I have to say that I agree with this approach and think we could all learn from it. Taking the time for honest reflection on what could go wrong with your business and listing out every scenario with a grading based on immediate reaction to the severity. Then taking more time to explore what would happen in detail for each scenario and how your organisation would respond. Granted, these exercises are not likely to be as heart-racing for you as the they are for the teams at CERN considering whether they could accidentally create a black-hole or calculating the blast radius if the Antimatter they just created accidentally collides with matter. But we should all be doing this, even if it is a little more mundane for the rest of us.

Worst-case scenario planning is nothing new in cyber security, indeed we regularly carry out penetration tests and vulnerability scans to identify things we might not have thought of and play out practical tests known as red-teaming to explore what would actually happen, and how your team would react in any given scenario. I would say though, that I came away from the conversation with CERN wondering if I perform the same level of diligence about physical and commercial risk as we do about technical risks. This has inspired some planned sessions with my team where we will try to consider non-technical issues and, where applicable, role-play them out as we would red-team technical problems.

SUMMARY

This will be the final time I will use the words "amazed" or "amazing" in this post, I promise, and I saved this one until the end because it really did catch me of guard. While speaking with most of the people above, having very in-depth and technical conversations about storage, big data analytics, machine learning, cyber security and risk management, I found out through the course of our conversations that most of the people originally trained as physicists, not in IT. I guess I should have expected this given where I was, but I didn't and it really made me think about the way CERN utilises the smart people they attract and how everyone there is so focused on their core goal of the organisation because they truly understand it.
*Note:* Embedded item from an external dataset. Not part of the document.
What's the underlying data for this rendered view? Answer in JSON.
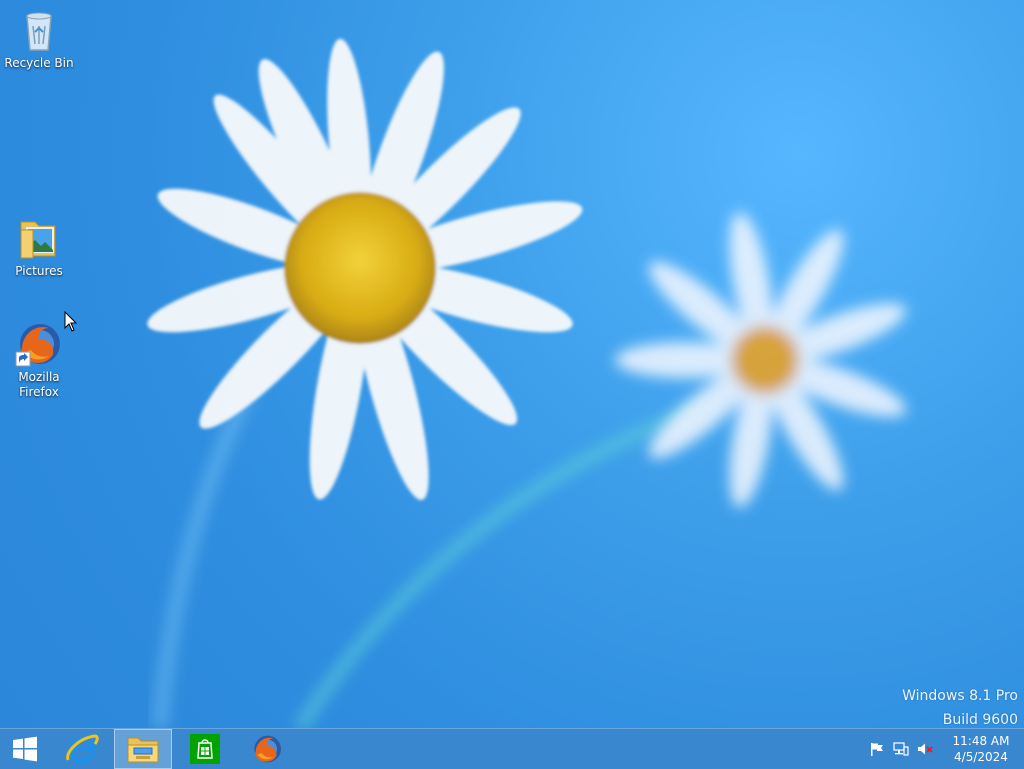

Having somebody with a doctorate in theoretical particle physics handle the organisation's major IT project, or building software, might seem like quite the pivot, but when you consider that the organisation entirely revolves around particle physics and their IT systems and software applications exist in order to record and analyse that data, having somebody that deeply understands the core goals of the project actually really makes sense. I'm not sure what direct lesson I can take from this into my world, but I did find it fascinating so thought I would share.

Considering that the conversations I had at CERN were the result of chance and in some cases set up the same day, I am eternally grateful that they happened. While I am sure my daughter learned much more in her week working her dream job at CERN, I feel like I learned a lot too and I will be implementing the ideas inspired by these conversations over the coming weeks, be forewarned, I may even do a follow up post if they worked! I am extremely grateful for everyone at CERN's generous donation of their time, and I look forward to continuing to work with their organisation going forward.